Two weeks prior, Harris and other public housing tenants delivered a list of demands to city officials. Their demands countered a flurry of recent hikes in rents and were simple: lower the rent and treat us as human beings. Between 1965 and 1967, rent increases for public housing in St. Louis had ranged from sixteen percent to thirty-two percent, depending on the project and the room count.

And Harris was right; the St. Louis Housing Authority was bottoming out. During the 1967-1968 fiscal year, the Authority recorded a deficit of well over $300,000. It had been a long time coming. Public housing projects across the country had been built with federal dollars, then left to be maintained by local rents. This financial structure, codified as law through the Federal Housing Act of 1937, often proved to be an ill fit for local implementation.

According to their 1968 budget, the St. Louis Housing Authority had a $54.16 allowance per unit, but operating costs totaled $57.38 per unit.

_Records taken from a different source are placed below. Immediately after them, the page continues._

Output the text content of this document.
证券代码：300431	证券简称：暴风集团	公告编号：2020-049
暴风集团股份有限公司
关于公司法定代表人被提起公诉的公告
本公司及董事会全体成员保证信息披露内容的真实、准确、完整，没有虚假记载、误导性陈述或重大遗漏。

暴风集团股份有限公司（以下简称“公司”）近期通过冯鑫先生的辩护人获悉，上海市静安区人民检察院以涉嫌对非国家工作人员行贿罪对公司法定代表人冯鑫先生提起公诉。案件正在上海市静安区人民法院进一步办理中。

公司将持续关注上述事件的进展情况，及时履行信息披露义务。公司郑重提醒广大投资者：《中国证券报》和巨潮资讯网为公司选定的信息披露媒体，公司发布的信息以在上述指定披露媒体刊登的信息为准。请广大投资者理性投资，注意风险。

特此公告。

This gap, stretched out over time and across the city’s approximately eight thousand units, resulted in progressive underfunding and widespread deterioration of the housing units. The Housing Authority’s deficit was compounded by increasing vacancy rates, themselves brought on in part by the deteriorating conditions of the units.

Tenants complained of rodent infestation, broken windows, lack of heating, and lack of repairs. Despite the substandard conditions, public housing tenants in St. Louis were at risk of being priced out of the city—out of their homes—by the rent increases.